Surviving depictions show a conical-bore, double- or single-reed instrument often made of hardwoods comparable to materials used for the Duduk and Bombard. Construction techniques inferred from luthier manuals and guild records in Florence, Nuremberg and Lyon suggest turnery by artisans associated with the same workshops that made Recorders and Flute à bec instruments. Ornamentation in some municipal treasury inventories aligns with examples in the Victoria and Albert Museum and the Musée de la Musique, indicating metal ferrules, ivory mounts, and carved mouthpieces similar to surviving Shawm heads. Acoustic properties are reconstructed using physical models developed by instrument makers influenced by the work of Adolphe Sax and research publications from institutes like the Royal College of Music and the Institut de Recherche et Coordination Acoustique/Musique.
The instrument served in civic, ceremonial, and sometimes ecclesiastical contexts alongside the Cornett, Tabor, and Organetto. Musicians appear in guild records for cities such as Cologne and Seville where ensembles for civic pageants, maritime ceremonies, and guild festivities listed the instrument among required personnel for processions during events tied to the Hanseatic League and royal entries of rulers like Henry VIII and Isabella I of Castile. Its timbre, described in contemporary chronicles, is likened to the penetrating sound of the Shawm but with a narrower dynamic range useful for outdoor performance and ensemble doubling in polyphonic repertory similar to that printed by Petrucci and performed in courts of Ferdinand II.
The instrument’s presence in visual arts—illuminated manuscripts such as the Llibre Vermell de Montserrat, civic murals in Seville and procession scenes in works commemorating the Conquest of Granada—indicates its role as a marker of urban musical identity.
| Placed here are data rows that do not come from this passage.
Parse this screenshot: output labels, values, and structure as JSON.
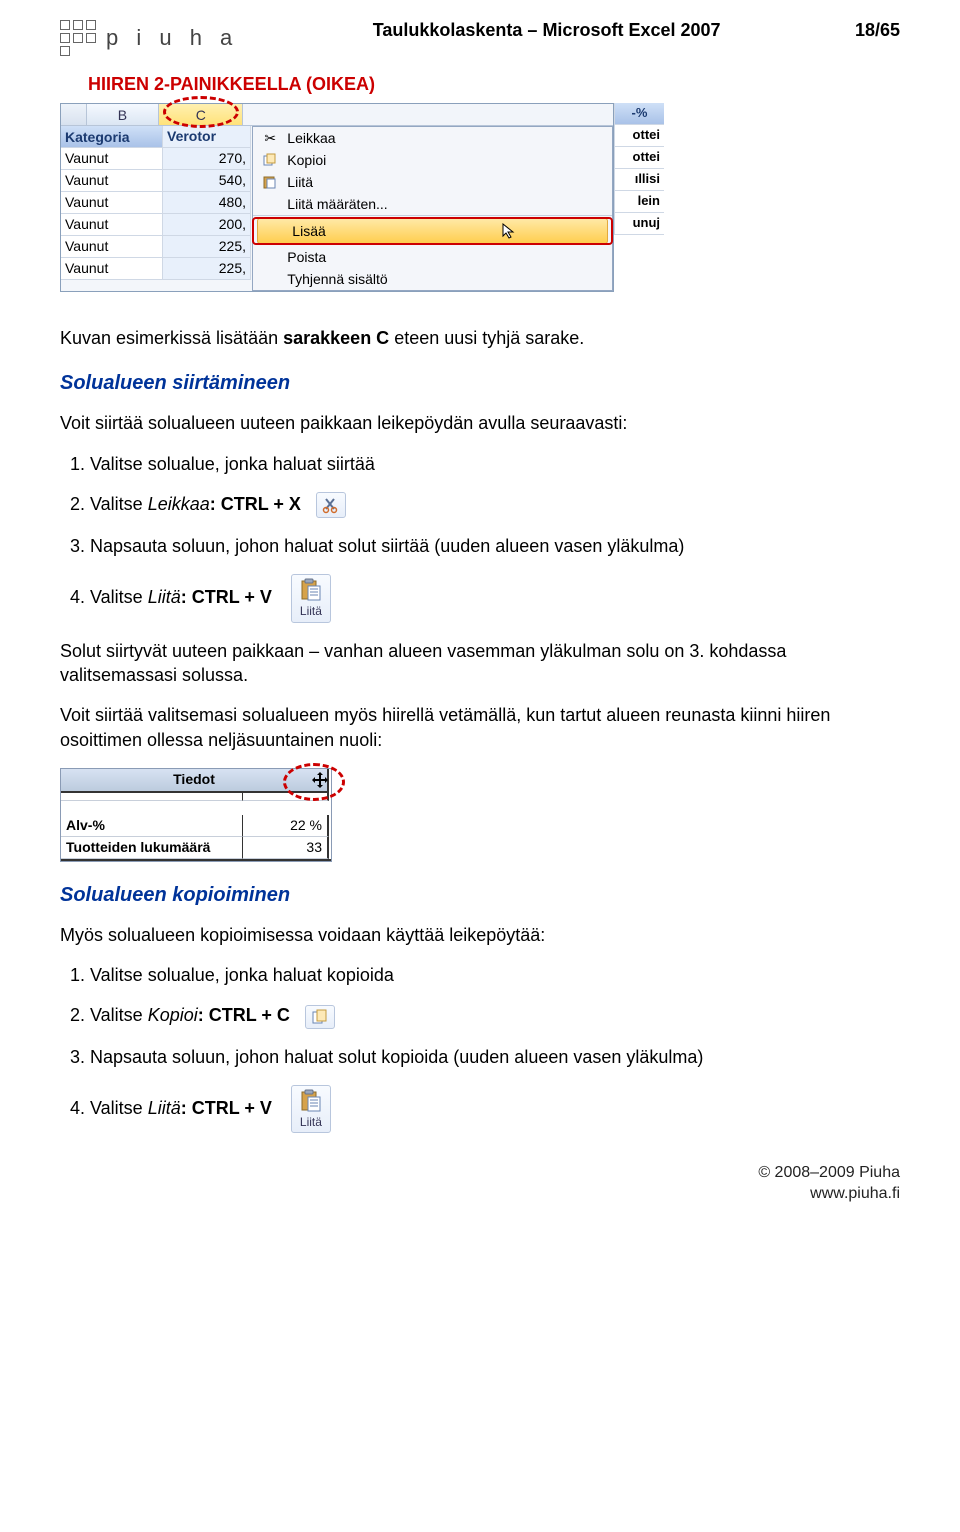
{
  "header": {
    "logo_text": "p i u h a",
    "doc_title": "Taulukkolaskenta – Microsoft Excel 2007",
    "page_num": "18/65"
  },
  "red_label": "HIIREN 2-PAINIKKEELLA (OIKEA)",
  "excel1": {
    "col_b": "B",
    "col_c": "C",
    "header_b": "Kategoria",
    "header_c": "Verotor",
    "rows": [
      {
        "b": "Vaunut",
        "c": "270,"
      },
      {
        "b": "Vaunut",
        "c": "540,"
      },
      {
        "b": "Vaunut",
        "c": "480,"
      },
      {
        "b": "Vaunut",
        "c": "200,"
      },
      {
        "b": "Vaunut",
        "c": "225,"
      },
      {
        "b": "Vaunut",
        "c": "225,"
      }
    ],
    "menu": {
      "cut": "Leikkaa",
      "copy": "Kopioi",
      "paste": "Liitä",
      "paste_special": "Liitä määräten...",
      "insert": "Lisää",
      "delete": "Poista",
      "clear": "Tyhjennä sisältö"
    },
    "right_frag": [
      "-%",
      "ottei",
      "ottei",
      "ıllisi",
      "lein",
      "unuj"
    ]
  },
  "para1": "Kuvan esimerkissä lisätään sarakkeen C eteen uusi tyhjä sarake.",
  "section1_title": "Solualueen siirtämineen",
  "para2": "Voit siirtää solualueen uuteen paikkaan leikepöydän avulla seuraavasti:",
  "steps1": {
    "s1": "Valitse solualue, jonka haluat siirtää",
    "s2_pre": "Valitse ",
    "s2_em": "Leikkaa",
    "s2_post": ": CTRL + X",
    "s3": "Napsauta soluun, johon haluat solut siirtää (uuden alueen vasen yläkulma)",
    "s4_pre": "Valitse ",
    "s4_em": "Liitä",
    "s4_post": ": CTRL + V",
    "paste_label": "Liitä"
  },
  "para3": "Solut siirtyvät uuteen paikkaan – vanhan alueen vasemman yläkulman solu on 3. kohdassa valitsemassasi solussa.",
  "para4": "Voit siirtää valitsemasi solualueen myös hiirellä vetämällä, kun tartut alueen reunasta kiinni hiiren osoittimen ollessa neljäsuuntainen nuoli:",
  "excel2": {
    "title": "Tiedot",
    "rows": [
      {
        "label": "Alv-%",
        "val": "22 %"
      },
      {
        "label": "Tuotteiden lukumäärä",
        "val": "33"
      }
    ]
  },
  "section2_title": "Solualueen kopioiminen",
  "para5": "Myös solualueen kopioimisessa voidaan käyttää leikepöytää:",
  "steps2": {
    "s1": "Valitse solualue, jonka haluat kopioida",
    "s2_pre": "Valitse ",
    "s2_em": "Kopioi",
    "s2_post": ": CTRL + C",
    "s3": "Napsauta soluun, johon haluat solut kopioida (uuden alueen vasen yläkulma)",
    "s4_pre": "Valitse ",
    "s4_em": "Liitä",
    "s4_post": ": CTRL + V",
    "paste_label": "Liitä"
  },
  "footer": {
    "line1": "© 2008–2009 Piuha",
    "line2": "www.piuha.fi"
  }
}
It features in inventories of guilds that regulated musicians in cities like Bruges, Dortmund and Prague, reflecting municipal control over public soundscapes similar to documentation for Tower of London serjeants and civic waits. Modern early-music revivalists and ensembles informed by historical performance practice—drawing on scholarship originating with figures like Arnold Dolmetsch—have experimented with reconstructed examples, using repertoire associated with composers in the Medieval and Renaissance canons such as Guillaume de Machaut, Josquin des Prez, and Heinrich Isaac.
A handful of instruments and reconstructions are attributed to regional types comparable to the Rauschpfeife and the Crumhorn family, with named examples preserved or reconstructed in collections at the British Museum, the Musée de la Renaissance and private collections formerly catalogued in inventories of the Habsburg courts. Variants described in period sources include larger, bass-range forms used in consorts alongside Viola da gamba ensembles and smaller, soprano variants played in dance contexts referenced in documents from Venice and Lisbon. Modern makers in revival circles in cities like Amsterdam, Bologna and Edinburgh produce reconstructions employed by ensembles that perform works by Tielman Susato and William Byrd.